2. Show what's special about your brand.   What makes a Cadillac different from a Ford Pick-Up? Each are different and have qualities that appeal to different people. It doesn't mean one is better than the other, it's more like "different strokes for different folks." But both Cadillac and Ford know their brand, what the unique qualities are, and who their target market is. My jewelry is more likely to appeal to someone who loves natural gemstones (as opposed to someone who prefers polished, faceted stones) and loves to express their individuality (an extrovert as opposed to an introvert.)

Knowing this about your product and a potential customer will allow you to create a connection by creating a need to express themselves. Think of it this way, I'm sure you've seen commercials for Dodge Ram trucks. Dodge has figured out who that potential customer is likely to be and came out with "Ram Tough" commercials. The customer wants to be portrayed just like the guy in the commercial. The commercial invoked feeling.

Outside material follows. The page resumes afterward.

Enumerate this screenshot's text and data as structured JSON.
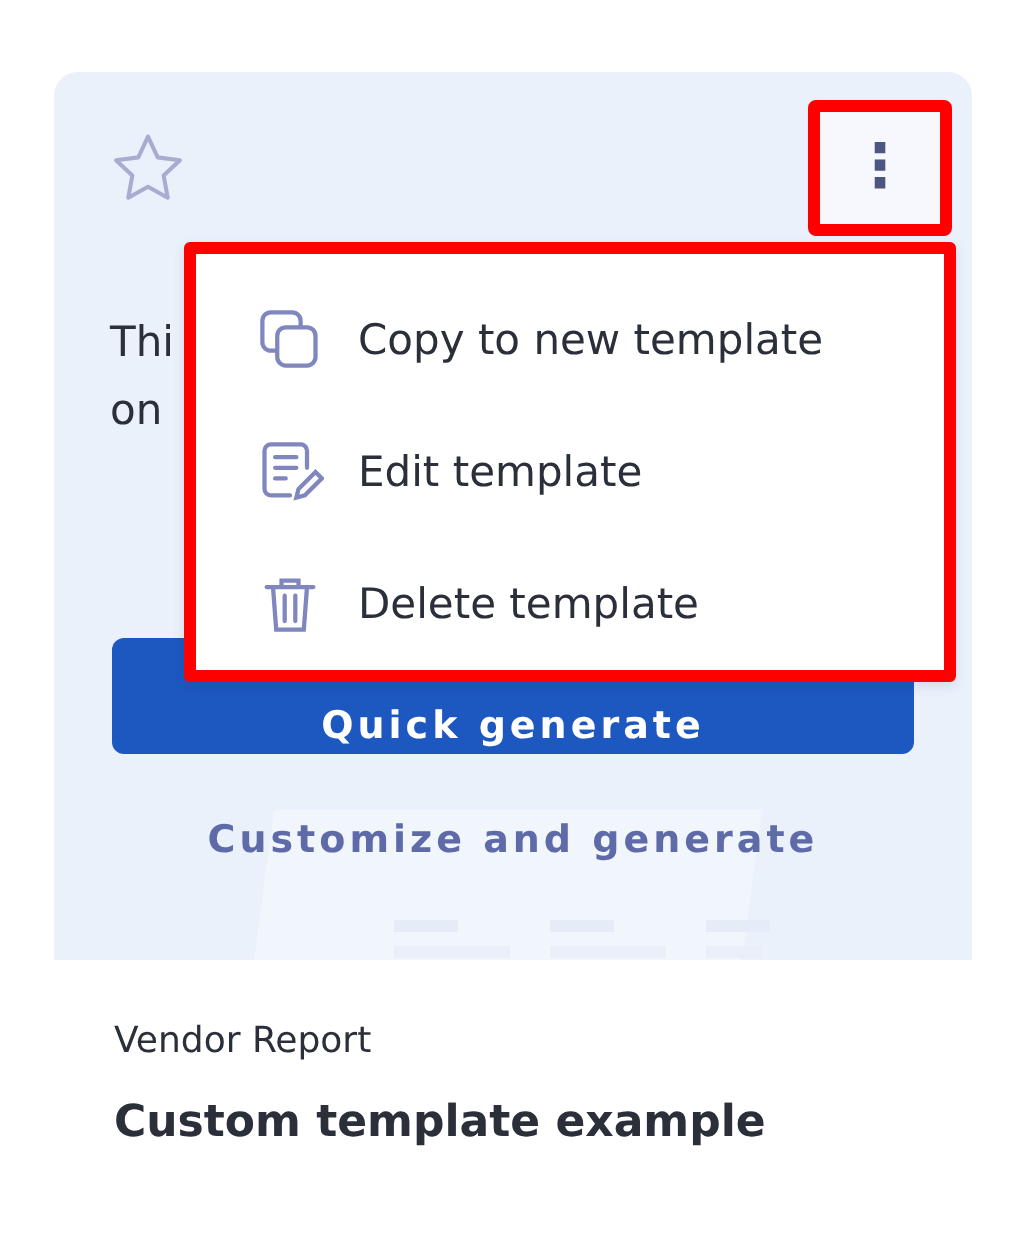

3. Envision your potential customer with your product. What are they doing? What are they feeling? When they purchase your bath salts, do you picture them totally relaxed, enjoying the fragrance of the bath? Do you picture the young mother using your crocheted potholders to remove her freshly baked cookies from the oven? I picture one of my customers having lunch with friends at an outdoor cafe on a sunny day. Everyone is laughing, enjoying the conversation. When they are finished with lunch, they are going to a local art gallery. Oh wow.....someone noticed how much fun my customer was having and approached her to find out where she got her necklace.....................Happy selling!!!!